ASUU Strike: House Urges Federal Government to Resolve Crisis

Members of the House of Representatives have expressed dissatisfaction with the way the Federal Government has treated the industrial action embarked upon by the Academic Staff Union of Universities (ASSU) which has crippled academic activities across the country for several weeks. Reacting to a motion in this regard moved on Wednesday, December 5, 2018 by Hon. Sani Zoro, the House urged the Federal Government to immediately find lasting solutions to the perennial strike by the ASSU with its attendant consequences on the education sector. 

The lawmaker informed that there is virtually no year that the Union does not embark on strike to demand for the development of the education sector. He implored the Government to pay more attention to the demands of the Union in order to forestall further interruption of academic calendars. Hon. Zoro stated that threats of "no work, no pay" by the government is a negative approach to issue. 
Lawmakers further urged the government to invest more in the education sector; adding that the current state of most the educational institutions in the country is appalling.

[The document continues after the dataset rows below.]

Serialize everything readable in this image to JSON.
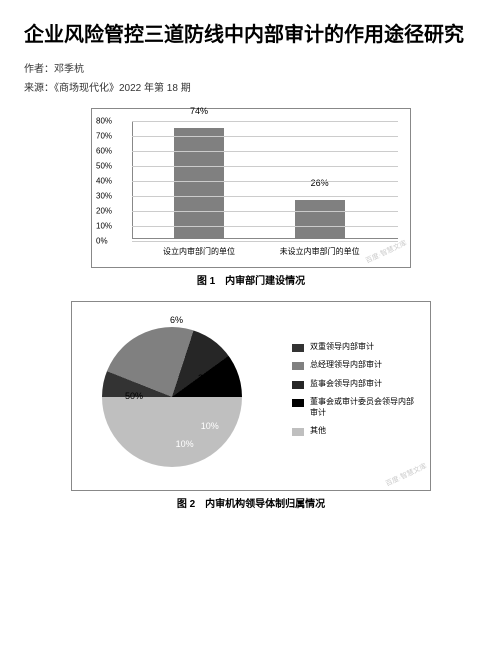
{
  "title": "企业风险管控三道防线中内部审计的作用途径研究",
  "author_line": "作者：邓季杭",
  "source_line": "来源：《商场现代化》2022 年第 18 期",
  "chart1": {
    "type": "bar",
    "caption": "图 1　内审部门建设情况",
    "ylim": [
      0,
      80
    ],
    "ytick_step": 10,
    "y_format": "percent",
    "categories": [
      "设立内审部门的单位",
      "未设立内审部门的单位"
    ],
    "values": [
      74,
      26
    ],
    "value_labels": [
      "74%",
      "26%"
    ],
    "bar_color": "#808080",
    "grid_color": "#cccccc",
    "axis_color": "#888888",
    "background_color": "#ffffff",
    "label_fontsize": 8
  },
  "chart2": {
    "type": "pie",
    "caption": "图 2　内审机构领导体制归属情况",
    "slices": [
      {
        "label": "双重领导内部审计",
        "value": 6,
        "value_label": "6%",
        "color": "#333333"
      },
      {
        "label": "总经理领导内部审计",
        "value": 24,
        "value_label": "24%",
        "color": "#808080"
      },
      {
        "label": "监事会领导内部审计",
        "value": 10,
        "value_label": "10%",
        "color": "#262626"
      },
      {
        "label": "董事会或审计委员会领导内部审计",
        "value": 10,
        "value_label": "10%",
        "color": "#000000"
      },
      {
        "label": "其他",
        "value": 50,
        "value_label": "50%",
        "color": "#bfbfbf"
      }
    ],
    "background_color": "#ffffff",
    "legend_position": "right",
    "label_fontsize": 9
  },
  "watermark": "百度·智慧文库"
}
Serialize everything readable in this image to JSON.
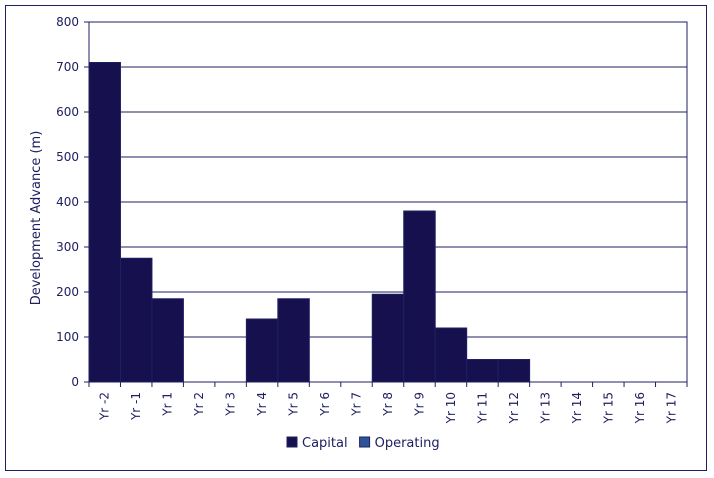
{
  "chart_data": {
    "type": "bar",
    "title": "",
    "xlabel": "",
    "ylabel": "Development Advance (m)",
    "ylim": [
      0,
      800
    ],
    "yticks": [
      0,
      100,
      200,
      300,
      400,
      500,
      600,
      700,
      800
    ],
    "categories": [
      "Yr -2",
      "Yr -1",
      "Yr 1",
      "Yr 2",
      "Yr 3",
      "Yr 4",
      "Yr 5",
      "Yr 6",
      "Yr 7",
      "Yr 8",
      "Yr 9",
      "Yr 10",
      "Yr 11",
      "Yr 12",
      "Yr 13",
      "Yr 14",
      "Yr 15",
      "Yr 16",
      "Yr 17"
    ],
    "stacked": true,
    "series": [
      {
        "name": "Capital",
        "color": "#17104f",
        "values": [
          710,
          275,
          185,
          0,
          0,
          140,
          185,
          0,
          0,
          195,
          380,
          120,
          50,
          50,
          0,
          0,
          0,
          0,
          0
        ]
      },
      {
        "name": "Operating",
        "color": "#2e5597",
        "values": [
          0,
          0,
          0,
          0,
          0,
          0,
          0,
          0,
          0,
          0,
          0,
          0,
          0,
          0,
          0,
          0,
          0,
          0,
          0
        ]
      }
    ],
    "grid": true,
    "legend_position": "bottom"
  }
}
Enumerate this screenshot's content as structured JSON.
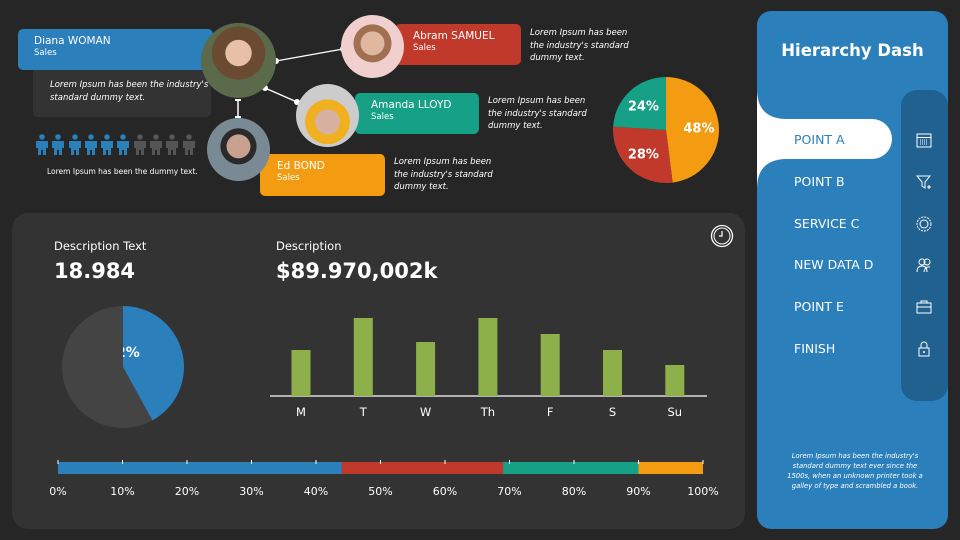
{
  "people": [
    {
      "name": "Diana WOMAN",
      "role": "Sales",
      "color": "#2b7fbb"
    },
    {
      "name": "Abram SAMUEL",
      "role": "Sales",
      "color": "#c0392b",
      "desc": "Lorem Ipsum has been the industry's standard dummy text."
    },
    {
      "name": "Amanda LLOYD",
      "role": "Sales",
      "color": "#16a085",
      "desc": "Lorem Ipsum has been the industry's standard dummy text."
    },
    {
      "name": "Ed BOND",
      "role": "Sales",
      "color": "#f39c12",
      "desc": "Lorem Ipsum has been the industry's standard dummy text."
    }
  ],
  "diana_desc": "Lorem Ipsum has been the industry's standard dummy text.",
  "people_icons": {
    "filled": 6,
    "total": 10,
    "caption": "Lorem Ipsum has been the dummy text."
  },
  "chart_data": [
    {
      "type": "pie",
      "slices": [
        {
          "label": "48%",
          "value": 48,
          "color": "#f39c12"
        },
        {
          "label": "28%",
          "value": 28,
          "color": "#c0392b"
        },
        {
          "label": "24%",
          "value": 24,
          "color": "#16a085"
        }
      ]
    },
    {
      "type": "pie",
      "title": "Description Text",
      "slices": [
        {
          "label": "42%",
          "value": 42,
          "color": "#2b7fbb"
        },
        {
          "label": "",
          "value": 58,
          "color": "#444444"
        }
      ]
    },
    {
      "type": "bar",
      "title": "Description",
      "categories": [
        "M",
        "T",
        "W",
        "Th",
        "F",
        "S",
        "Su"
      ],
      "values": [
        46,
        78,
        54,
        78,
        62,
        46,
        31
      ],
      "color": "#8db04a"
    },
    {
      "type": "bar",
      "orientation": "horizontal-stacked",
      "ticks": [
        "0%",
        "10%",
        "20%",
        "30%",
        "40%",
        "50%",
        "60%",
        "70%",
        "80%",
        "90%",
        "100%"
      ],
      "segments": [
        {
          "value": 44,
          "color": "#2b7fbb"
        },
        {
          "value": 25,
          "color": "#c0392b"
        },
        {
          "value": 21,
          "color": "#16a085"
        },
        {
          "value": 10,
          "color": "#f39c12"
        }
      ]
    }
  ],
  "panel": {
    "left_label": "Description Text",
    "left_value": "18.984",
    "right_label": "Description",
    "right_value": "$89.970,002k"
  },
  "sidebar": {
    "title": "Hierarchy Dash",
    "items": [
      {
        "label": "POINT A",
        "icon": "calendar-icon",
        "active": true
      },
      {
        "label": "POINT B",
        "icon": "funnel-icon"
      },
      {
        "label": "SERVICE C",
        "icon": "gear-icon"
      },
      {
        "label": "NEW DATA D",
        "icon": "users-icon"
      },
      {
        "label": "POINT E",
        "icon": "toolbox-icon"
      },
      {
        "label": "FINISH",
        "icon": "lock-icon"
      }
    ],
    "footer": "Lorem Ipsum has been the industry's standard dummy text ever since the 1500s, when an unknown printer took a galley of type and scrambled  a book."
  }
}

In another development, Hon. Nkeiruka Onyejiocha and other Lawmakers requested the management of the National Assembly to quickly look into the grievances of the parliamentary staff who protested over neglect of welfare and non-payment of salaries and allowances. They also called on the association to always resolve their grievances in a more amicable and peaceful manner, especially when they know that the leadership of the 8th National Assembly operates an "Open door" policy, thus are always available and ready to attend to staff complaints.

Also, the House passed some Bills both for second and third readings. One of the Bills passed for third reading on the floor of the House on Wednesday was a Bill seeking to amend the Asset Management Corporation Act, sponsored by the Chairman, Banking and Currency Committee, Hon. Jones Onyerire.